*WARNING* – The following post may contain triggering content (grief, loss, pregnancy loss, infertility). My prayer is that you find comfort in surrendering those thoughts, feelings, and residual traumas to God.

“Are you going to try for another one?”
The ink on our marriage certificate wasn’t even dry before people began to ask when my husband and I were planning on having children. This seemingly innocent question was often met with ‘we don’t know’ outwardly, but inwardly it reinforced the shame of not being able to conceive a child.
I am the one in four.
I suffered in silence processing the weight of miscarriage and its impact on my relationship with God. It wasn’t until studying this passage in 1 Samuel that my eyes were opened to who God is…
There was a certain man of Ramathaim-zophim of the hill country of Ephraim whose name was Elkanah the son of Jeroham, son of Elihu, son of Tohu, son of Zuph, an Ephrathite. 2 He had two wives. The name of the one was Hannah, and the name of the other, Peninnah.

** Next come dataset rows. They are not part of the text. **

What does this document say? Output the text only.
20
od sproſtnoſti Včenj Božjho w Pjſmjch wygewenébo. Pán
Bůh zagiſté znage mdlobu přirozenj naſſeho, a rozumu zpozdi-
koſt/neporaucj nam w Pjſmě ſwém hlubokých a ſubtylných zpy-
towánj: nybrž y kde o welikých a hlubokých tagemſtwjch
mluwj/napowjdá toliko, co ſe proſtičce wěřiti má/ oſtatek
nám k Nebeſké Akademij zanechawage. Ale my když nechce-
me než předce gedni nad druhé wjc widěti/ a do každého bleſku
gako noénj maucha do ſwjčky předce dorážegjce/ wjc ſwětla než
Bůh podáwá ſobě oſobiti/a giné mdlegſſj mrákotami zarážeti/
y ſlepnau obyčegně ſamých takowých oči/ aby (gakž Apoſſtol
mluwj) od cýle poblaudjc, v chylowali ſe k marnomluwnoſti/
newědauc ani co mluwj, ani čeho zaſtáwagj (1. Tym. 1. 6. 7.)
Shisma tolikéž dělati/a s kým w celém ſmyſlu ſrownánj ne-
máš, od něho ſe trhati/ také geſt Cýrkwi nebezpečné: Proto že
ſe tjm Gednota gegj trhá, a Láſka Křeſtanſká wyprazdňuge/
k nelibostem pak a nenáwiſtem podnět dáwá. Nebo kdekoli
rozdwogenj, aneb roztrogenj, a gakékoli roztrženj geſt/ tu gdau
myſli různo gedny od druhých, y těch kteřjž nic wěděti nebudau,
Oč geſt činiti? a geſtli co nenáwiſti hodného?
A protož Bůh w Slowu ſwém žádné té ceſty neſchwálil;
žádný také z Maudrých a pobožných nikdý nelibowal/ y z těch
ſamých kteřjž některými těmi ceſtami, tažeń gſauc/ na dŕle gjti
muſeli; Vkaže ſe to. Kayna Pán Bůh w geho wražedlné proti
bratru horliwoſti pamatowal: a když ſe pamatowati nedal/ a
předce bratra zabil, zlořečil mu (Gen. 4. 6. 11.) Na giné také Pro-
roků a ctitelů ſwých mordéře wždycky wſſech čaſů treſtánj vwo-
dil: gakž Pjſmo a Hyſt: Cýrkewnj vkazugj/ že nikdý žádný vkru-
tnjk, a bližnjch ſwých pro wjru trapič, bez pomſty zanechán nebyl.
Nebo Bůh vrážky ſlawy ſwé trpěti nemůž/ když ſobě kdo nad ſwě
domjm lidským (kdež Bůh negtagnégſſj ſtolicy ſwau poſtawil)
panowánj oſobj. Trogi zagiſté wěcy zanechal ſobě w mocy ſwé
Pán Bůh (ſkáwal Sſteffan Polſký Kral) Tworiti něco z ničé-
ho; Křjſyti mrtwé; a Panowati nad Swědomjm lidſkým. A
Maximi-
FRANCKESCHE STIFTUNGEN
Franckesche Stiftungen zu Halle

And Peninnah had children, but Hannah had no children.
1 Samuel 1:1-8 ESV
3 Now this man used to go up year by year from his city to worship and to sacrifice to the Lord of hosts at Shiloh, where the two sons of Eli, Hophni and Phinehas, were priests of the Lord. 4 On the day when Elkanah sacrificed, he would give portions to Peninnah his wife and to all her sons and daughters. 5 But to Hannah he gave a double portion, because he loved her, though the Lord had closed her womb. 6 And her rival used to provoke her grievously to irritate her, because the Lord had closed her womb. 7 So it went on year by year. As often as she went up to the house of the Lord, she used to provoke her. Therefore Hannah wept and would not eat. 8 And Elkanah, her husband, said to her, “Hannah, why do you weep? And why do you not eat? And why is your heart sad? Am I not more to you than ten sons?”
Hannah desperately wants children. Yet, year after year, she finds herself barren, taunted, and suffering, but here’s the thing that stood out to me. In verses 5 and 6, it says ‘The Lord’… The Lord had closed her womb. This wrecked me and flipped my understanding of who God was upside down. God is all-powerful. God is sovereign. God gives and takes life (1 Samuel 2:6)… So why did He close Hannah’s womb?
The beauty of having a relationship with God is that I knew that I could take that question directly to Him in prayer. He’s not afraid of my questions. He knows what’s on my heart and mind even if I withhold them in my prayers. So after I asked about Hannah, I asked why He had closed my womb. As usual, God turned my questions around and challenged me with questions. He asked me, ‘What are you nurturing? What are you doing in the ‘not yet’ window?’
After I thought about it for a while, I answered with this…….. Grief. That’s what I was nurturing. What I also recognized was that the bitterness and resentment of loss had slowly worked itself into other parts of my life. By nurturing my own grief, I was allowing it to distort how I saw Him. I began to doubt the goodness of God. I second-guessed any blessing that showed up in my life. I refused to allow myself access to joy in the waiting.
Each question about having a baby reinforced feelings of shame and guilt and drug my soul into an even darker place. Yes, I recognize that most people ask those questions from a place of innocence or as a cultural norm. Yet, it still stung me deeply and made me feel unworthy. Somehow, God used my one question about Hannah to expose things that I had hidden in the deepest crevices of my soul.
Miscarriage and loss is real. God wasn’t denying or ignoring my pain; He was shining a light on how skewed it had made my perspective of His character.
As I continued to read about Hannah, I recognized that her desperate surrender and obedience led to overcoming her pain and suffering. She was blessed with not one, but multiple children. Isn’t God good? In suffering, surrender, and obedience, God is all mighty and worthy of praise.
I needed that moment to recognize that God is all-powerful and sovereign. I needed that moment to really believe that regardless of the loss and suffering, He is still good and He has good plans for me. The key is surrender and obedience to His will. Embracing whatever He wants me to birth into this world, be it children in the physical or not.
And that’s what I want to encourage you with today, God is STILL good. Let the Lord give clarity to the dark hidden places, not the world. Allow yourself to bring whatever you’re struggling with into His light; Surrender it there at His feet. Walk in obedience to bring forth whatever He’s calling you to… I promise there is goodness waiting for you to discover.